IGNORED: Trump Grants Commutations To Several Women In Need In ‘Clemency Spree,’ Media Focuses On ‘Corruption’
President Donald Trump granted clemency to eleven people Tuesday in what mainstream media outlets are calling a “clemency spree,” but many are ignoring the several women — including women of color — who were granted relief from long prison sentences, in pursuit of headlines tying Trump to “corruption” and “white collar crime.”
Trump did, of course, grant commutations and pardons to several high-profile individuals, including former governor Rob Blagojevich, former New York police commissioner Bernard Kerick, financier Mike Milken, and pro-football Hall of Famer Edward DeBartolo, Jr.
But while media focused on creating a common thread tying these commutations and pardons together in an effort to, it seems, connect them back to Trump campaign operative Roger Stone’s ongoing trial, the media missed several other pardons and commutations granted to women who took minor roles in criminal enterprises yet received major Federal prison sentences.
Angela Stanton received a pardon, at the behest of Alaveda King (neice of the Rev.

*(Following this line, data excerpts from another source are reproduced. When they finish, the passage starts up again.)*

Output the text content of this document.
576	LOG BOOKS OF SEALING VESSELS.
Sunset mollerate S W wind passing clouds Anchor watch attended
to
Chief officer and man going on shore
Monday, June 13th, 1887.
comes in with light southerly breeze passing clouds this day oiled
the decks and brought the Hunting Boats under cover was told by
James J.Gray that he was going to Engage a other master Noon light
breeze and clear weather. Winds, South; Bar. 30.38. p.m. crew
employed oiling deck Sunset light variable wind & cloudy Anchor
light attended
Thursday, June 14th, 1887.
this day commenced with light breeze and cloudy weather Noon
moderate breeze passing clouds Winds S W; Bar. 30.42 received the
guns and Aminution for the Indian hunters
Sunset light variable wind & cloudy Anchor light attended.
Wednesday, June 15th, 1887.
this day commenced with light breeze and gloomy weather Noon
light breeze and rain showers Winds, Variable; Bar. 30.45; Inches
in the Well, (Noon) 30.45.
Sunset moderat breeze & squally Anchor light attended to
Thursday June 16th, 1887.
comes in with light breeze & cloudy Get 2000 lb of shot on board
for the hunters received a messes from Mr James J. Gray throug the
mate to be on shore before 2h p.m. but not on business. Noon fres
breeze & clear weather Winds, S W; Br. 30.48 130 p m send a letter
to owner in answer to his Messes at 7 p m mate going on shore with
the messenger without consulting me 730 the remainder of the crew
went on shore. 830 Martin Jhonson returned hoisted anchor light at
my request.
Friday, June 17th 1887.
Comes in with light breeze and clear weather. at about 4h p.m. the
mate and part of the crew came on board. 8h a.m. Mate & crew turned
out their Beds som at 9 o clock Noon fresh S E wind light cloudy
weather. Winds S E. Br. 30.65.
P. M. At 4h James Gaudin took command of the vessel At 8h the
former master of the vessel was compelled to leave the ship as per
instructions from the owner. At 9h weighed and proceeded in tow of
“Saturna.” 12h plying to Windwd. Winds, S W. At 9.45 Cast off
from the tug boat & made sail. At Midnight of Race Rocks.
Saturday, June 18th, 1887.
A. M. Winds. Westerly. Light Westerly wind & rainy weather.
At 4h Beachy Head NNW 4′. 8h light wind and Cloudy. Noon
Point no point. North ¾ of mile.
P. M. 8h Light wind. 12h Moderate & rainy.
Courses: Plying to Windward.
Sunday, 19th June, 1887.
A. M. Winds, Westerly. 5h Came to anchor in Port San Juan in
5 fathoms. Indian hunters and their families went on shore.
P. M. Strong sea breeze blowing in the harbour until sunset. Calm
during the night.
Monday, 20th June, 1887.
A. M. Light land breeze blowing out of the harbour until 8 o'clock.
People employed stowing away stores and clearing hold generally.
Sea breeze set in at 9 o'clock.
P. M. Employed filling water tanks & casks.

Martin Luther King, Jr.), after serving “a 6-month home confinement sentence for her role in a stolen vehicle ring.” After doing her time, Stanton went on to become an advocate for former inmates, pioneering “re-entry” programs for those returning to the workforce from a stint in prison,” focusing on the critical role of families in the process,” according to the White House’s official statement on the matter.
Trump, it seems, built on his earlier criminal justice reform initiatives in deciding to commute the sentences of several other women, including Crystal Munoz, who served her time with Alice Marie Johnson — the woman found herself free after forging a friendship with Kim Kardashian West who, subsequently, took her case to the White House. Johnson came to consider Munoz “one of her prison daughters,” she told The Associated Press, and urged the President to grant her the same mercy he’d granted Johnson.
“We did a lot of crying and a lot of praying together for things to change for us,” Johnson said.
Munoz gave birth in Federal custody, while awaiting trial on charges of “conspiring to distribute [marijuana].” She was sentenced to 20 years in prison despite contending that “her only role was drawing a map others allegedly used in moving the drugs from Mexico to Texas.” The AP reports that Munoz received ineffective counsel at her trial and suffered dire consequences.